4 Boasting about tomorrow
Now listen, you who say, “Today or tomorrow we will go to this or that city, spend a year there, carry on business and make money”. Why you do not even know what will happen tomorrow. What is your life? You are a mist that appears for a little while and then vanishes.
James 4: 13-14 [NIV]
James 4: 13-14 [NIV]
James takes issue with the businessman – not because he wants to make money, not because he plans for the future, but because he thinks the future is under his control. He boasts about what he can do but he leaves God out of the equation.
Who knows what is going to happen in the future? Some people have got it wrong in a spectacular fashion. Here are a few of their predictions:
I think there is a world market for maybe five computers.
[Thomas Watson, chairman of IBM, 1943]
We don't like their sound, and guitar music is on the way out.
[Decca Recording Co. rejecting the Beatles, 1962.]
Heavier-than-air flying machines are impossible.
[Lord Kelvin, President of the Royal Society, 1895.]
We can get so used to the daily routine of living our life that we forget that we have no ultimate control over it.

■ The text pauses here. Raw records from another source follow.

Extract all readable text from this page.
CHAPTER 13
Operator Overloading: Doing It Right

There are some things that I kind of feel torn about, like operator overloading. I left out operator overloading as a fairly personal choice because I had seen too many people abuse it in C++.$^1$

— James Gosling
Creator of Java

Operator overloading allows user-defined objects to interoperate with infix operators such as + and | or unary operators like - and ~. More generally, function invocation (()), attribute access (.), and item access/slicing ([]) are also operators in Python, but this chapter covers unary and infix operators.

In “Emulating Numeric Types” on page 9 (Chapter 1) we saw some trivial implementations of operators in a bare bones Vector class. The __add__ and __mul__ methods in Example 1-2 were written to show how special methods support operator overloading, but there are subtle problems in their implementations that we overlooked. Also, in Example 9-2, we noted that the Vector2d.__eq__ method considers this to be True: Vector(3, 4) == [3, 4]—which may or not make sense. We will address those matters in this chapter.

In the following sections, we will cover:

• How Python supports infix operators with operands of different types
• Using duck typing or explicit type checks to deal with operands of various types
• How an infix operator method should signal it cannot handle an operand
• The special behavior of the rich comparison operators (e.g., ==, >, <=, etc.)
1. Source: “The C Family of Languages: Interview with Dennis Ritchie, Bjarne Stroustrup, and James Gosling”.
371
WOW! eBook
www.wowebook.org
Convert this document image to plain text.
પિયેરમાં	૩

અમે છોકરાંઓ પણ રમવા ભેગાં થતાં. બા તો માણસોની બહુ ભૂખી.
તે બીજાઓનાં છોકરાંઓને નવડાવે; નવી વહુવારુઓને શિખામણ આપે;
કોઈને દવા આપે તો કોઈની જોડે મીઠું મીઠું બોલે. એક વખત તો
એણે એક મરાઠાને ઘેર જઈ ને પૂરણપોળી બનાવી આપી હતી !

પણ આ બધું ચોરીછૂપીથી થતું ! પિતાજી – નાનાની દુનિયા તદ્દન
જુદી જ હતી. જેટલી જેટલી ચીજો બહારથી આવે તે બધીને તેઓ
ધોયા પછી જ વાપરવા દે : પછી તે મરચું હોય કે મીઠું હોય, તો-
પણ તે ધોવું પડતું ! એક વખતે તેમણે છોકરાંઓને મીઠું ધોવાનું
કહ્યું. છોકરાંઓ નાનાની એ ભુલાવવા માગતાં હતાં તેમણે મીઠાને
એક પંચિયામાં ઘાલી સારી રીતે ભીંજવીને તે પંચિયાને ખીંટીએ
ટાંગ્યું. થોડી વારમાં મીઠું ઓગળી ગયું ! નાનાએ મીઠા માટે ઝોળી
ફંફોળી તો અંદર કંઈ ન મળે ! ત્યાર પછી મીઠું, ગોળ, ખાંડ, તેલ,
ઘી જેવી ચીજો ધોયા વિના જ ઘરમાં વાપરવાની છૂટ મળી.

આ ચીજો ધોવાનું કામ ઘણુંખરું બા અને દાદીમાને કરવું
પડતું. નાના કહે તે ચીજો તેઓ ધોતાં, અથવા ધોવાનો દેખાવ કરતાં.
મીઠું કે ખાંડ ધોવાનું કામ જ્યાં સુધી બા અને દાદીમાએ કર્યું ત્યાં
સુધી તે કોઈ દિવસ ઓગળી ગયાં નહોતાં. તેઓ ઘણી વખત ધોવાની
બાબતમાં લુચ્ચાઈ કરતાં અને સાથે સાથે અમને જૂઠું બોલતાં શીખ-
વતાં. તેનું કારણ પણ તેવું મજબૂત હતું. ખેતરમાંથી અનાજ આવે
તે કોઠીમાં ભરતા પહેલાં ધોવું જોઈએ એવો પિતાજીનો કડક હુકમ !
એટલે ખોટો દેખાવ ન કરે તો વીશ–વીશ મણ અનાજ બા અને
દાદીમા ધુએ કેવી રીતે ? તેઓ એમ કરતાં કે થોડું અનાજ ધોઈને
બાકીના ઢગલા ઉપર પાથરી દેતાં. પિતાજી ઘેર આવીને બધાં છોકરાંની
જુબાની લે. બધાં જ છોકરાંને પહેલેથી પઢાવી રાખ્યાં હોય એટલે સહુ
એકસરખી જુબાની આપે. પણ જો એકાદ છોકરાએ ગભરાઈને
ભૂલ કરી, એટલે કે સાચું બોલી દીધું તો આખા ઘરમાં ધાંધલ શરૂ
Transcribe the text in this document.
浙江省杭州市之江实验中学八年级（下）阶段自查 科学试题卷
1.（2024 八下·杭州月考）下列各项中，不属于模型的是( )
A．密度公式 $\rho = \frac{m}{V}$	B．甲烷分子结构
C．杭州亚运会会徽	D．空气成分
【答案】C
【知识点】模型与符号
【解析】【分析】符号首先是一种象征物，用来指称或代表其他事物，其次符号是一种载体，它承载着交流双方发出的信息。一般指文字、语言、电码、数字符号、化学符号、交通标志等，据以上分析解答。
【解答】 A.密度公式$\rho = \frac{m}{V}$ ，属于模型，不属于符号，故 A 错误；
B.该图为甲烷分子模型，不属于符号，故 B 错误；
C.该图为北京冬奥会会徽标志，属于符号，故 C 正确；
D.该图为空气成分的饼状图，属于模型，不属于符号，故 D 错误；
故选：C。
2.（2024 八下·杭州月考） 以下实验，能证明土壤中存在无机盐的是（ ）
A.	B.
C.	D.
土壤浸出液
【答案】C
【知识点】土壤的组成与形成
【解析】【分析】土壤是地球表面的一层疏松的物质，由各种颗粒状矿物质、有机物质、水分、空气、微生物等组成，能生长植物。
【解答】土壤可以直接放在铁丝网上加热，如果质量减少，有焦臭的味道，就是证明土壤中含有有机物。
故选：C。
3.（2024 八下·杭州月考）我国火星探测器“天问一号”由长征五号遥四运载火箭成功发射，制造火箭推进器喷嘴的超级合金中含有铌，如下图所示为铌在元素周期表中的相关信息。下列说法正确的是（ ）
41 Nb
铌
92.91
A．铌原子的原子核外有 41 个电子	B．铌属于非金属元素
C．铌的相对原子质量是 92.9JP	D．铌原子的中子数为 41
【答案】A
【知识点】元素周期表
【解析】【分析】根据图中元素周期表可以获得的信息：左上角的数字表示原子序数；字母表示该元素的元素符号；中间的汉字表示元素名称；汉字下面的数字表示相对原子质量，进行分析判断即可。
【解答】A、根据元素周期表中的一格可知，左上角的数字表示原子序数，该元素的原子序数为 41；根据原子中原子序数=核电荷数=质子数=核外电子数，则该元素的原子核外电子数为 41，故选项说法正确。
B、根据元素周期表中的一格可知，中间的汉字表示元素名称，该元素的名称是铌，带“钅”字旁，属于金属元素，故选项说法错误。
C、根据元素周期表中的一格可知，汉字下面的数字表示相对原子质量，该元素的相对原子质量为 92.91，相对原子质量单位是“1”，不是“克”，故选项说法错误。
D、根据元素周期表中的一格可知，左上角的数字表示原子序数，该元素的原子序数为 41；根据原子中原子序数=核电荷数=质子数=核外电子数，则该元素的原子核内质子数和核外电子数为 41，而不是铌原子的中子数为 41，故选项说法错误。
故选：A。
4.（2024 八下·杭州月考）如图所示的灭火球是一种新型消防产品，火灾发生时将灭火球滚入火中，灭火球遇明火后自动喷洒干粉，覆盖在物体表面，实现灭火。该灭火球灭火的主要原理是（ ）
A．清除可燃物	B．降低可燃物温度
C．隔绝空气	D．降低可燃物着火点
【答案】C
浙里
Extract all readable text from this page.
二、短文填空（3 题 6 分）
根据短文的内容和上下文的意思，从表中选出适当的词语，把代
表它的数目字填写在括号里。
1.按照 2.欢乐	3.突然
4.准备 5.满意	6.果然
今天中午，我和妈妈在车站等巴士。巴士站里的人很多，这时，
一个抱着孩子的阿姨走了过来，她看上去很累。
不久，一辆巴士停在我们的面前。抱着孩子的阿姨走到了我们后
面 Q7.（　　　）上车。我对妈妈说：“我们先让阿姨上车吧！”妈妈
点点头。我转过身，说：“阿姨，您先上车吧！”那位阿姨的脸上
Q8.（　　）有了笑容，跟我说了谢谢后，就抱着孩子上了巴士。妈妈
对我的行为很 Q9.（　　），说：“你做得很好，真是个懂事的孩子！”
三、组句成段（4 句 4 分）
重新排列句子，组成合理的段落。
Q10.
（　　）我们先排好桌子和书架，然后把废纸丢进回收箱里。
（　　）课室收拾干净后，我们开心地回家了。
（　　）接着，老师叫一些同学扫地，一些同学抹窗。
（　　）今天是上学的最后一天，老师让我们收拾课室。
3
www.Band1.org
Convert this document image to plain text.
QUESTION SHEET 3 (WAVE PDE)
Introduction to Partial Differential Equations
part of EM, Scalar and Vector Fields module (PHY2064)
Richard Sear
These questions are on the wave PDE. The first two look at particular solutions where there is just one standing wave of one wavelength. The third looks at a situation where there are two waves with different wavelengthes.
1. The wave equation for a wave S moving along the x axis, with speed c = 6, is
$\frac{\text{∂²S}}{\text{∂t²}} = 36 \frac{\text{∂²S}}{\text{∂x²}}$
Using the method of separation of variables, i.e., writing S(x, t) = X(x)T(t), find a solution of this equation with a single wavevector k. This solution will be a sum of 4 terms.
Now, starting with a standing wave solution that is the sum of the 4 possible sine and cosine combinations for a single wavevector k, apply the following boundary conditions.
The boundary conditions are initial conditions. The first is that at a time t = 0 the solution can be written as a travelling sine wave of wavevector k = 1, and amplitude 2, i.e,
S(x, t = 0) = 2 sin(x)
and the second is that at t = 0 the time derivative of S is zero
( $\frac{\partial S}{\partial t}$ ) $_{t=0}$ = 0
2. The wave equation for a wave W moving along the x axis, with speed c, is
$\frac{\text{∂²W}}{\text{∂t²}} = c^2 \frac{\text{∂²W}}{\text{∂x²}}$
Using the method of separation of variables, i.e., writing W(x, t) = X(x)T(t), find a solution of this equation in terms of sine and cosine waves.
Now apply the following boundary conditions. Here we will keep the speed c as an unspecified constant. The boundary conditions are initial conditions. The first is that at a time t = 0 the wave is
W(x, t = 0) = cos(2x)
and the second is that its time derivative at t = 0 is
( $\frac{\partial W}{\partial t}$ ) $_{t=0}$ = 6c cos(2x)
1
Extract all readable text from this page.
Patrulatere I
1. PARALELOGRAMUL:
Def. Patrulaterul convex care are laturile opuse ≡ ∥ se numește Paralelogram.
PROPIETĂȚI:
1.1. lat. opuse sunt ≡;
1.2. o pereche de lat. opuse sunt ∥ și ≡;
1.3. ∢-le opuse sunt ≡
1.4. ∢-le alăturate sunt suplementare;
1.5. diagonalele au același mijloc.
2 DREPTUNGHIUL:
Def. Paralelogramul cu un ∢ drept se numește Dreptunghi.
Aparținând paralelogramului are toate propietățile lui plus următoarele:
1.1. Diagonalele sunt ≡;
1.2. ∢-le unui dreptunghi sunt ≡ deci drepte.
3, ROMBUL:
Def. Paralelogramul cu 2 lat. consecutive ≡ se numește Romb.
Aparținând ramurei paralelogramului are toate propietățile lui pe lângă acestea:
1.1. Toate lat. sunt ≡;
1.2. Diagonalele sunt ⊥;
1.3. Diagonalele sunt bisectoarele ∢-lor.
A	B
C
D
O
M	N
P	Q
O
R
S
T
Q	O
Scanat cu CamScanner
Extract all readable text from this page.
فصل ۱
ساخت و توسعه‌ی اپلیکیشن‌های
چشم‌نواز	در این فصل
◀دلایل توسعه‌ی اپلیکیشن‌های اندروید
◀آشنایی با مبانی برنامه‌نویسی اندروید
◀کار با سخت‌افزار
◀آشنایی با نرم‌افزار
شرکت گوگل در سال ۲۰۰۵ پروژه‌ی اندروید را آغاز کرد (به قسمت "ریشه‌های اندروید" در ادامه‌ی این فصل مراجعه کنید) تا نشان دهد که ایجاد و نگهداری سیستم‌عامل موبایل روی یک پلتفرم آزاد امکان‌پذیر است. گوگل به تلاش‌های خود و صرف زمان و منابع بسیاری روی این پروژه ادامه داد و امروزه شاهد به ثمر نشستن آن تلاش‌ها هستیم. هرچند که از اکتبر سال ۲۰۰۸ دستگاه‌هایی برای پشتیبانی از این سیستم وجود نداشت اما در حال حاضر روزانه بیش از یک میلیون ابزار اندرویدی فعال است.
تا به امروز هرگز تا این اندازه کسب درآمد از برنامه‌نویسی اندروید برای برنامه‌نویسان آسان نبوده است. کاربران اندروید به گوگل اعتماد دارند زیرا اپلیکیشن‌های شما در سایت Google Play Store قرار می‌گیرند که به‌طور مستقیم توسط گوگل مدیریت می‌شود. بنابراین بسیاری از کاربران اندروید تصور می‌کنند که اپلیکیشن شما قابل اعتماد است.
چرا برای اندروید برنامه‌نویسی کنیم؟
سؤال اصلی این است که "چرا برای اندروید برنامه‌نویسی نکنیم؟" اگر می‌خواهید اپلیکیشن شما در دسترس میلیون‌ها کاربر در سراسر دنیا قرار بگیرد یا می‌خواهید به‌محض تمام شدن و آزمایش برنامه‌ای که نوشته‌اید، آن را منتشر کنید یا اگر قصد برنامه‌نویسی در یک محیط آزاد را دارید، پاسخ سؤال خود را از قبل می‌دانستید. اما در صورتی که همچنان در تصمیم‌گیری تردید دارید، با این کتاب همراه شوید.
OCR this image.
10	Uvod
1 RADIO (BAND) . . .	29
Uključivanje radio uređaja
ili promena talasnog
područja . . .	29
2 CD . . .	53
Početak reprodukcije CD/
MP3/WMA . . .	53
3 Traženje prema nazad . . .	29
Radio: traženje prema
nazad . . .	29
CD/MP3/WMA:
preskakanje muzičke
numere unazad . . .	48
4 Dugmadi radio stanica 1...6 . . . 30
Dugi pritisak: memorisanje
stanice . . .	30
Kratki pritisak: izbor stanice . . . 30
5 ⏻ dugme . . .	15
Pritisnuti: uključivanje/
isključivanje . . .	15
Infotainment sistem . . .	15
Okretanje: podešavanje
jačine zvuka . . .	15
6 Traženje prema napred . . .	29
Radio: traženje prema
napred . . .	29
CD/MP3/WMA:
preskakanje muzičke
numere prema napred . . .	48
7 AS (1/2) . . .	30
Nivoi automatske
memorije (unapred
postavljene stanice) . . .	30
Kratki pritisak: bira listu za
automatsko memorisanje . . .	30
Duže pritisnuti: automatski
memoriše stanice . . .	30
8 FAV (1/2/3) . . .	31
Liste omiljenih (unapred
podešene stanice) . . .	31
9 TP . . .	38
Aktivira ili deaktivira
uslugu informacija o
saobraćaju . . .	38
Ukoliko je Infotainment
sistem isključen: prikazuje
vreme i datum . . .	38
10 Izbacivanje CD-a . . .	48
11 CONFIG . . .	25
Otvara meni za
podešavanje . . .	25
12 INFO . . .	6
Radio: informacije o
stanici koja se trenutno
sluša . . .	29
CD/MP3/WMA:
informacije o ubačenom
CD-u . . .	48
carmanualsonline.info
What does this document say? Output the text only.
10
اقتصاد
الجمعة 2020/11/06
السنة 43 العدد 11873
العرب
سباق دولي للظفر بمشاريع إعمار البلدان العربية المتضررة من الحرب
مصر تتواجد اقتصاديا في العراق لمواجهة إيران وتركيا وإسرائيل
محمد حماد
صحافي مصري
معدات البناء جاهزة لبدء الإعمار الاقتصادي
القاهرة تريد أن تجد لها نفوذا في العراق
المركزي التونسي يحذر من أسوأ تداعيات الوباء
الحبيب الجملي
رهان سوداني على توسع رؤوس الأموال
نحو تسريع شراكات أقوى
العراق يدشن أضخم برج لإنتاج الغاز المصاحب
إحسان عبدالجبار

We get annoyed when the smooth running of our life is disrupted by a tailback on the motorway, a piece of technology which will not work or a domestic emergency or illness.
A Syrian Bishop put it like this: I don't know what the future holds, but I do know who holds the future.
We need to lead our lives in the full expectation that God may well break in at some stage and change the plans we have made. He is God, after all.
Lord, help me not to be so attached to the plans I have made that I have no time for yours.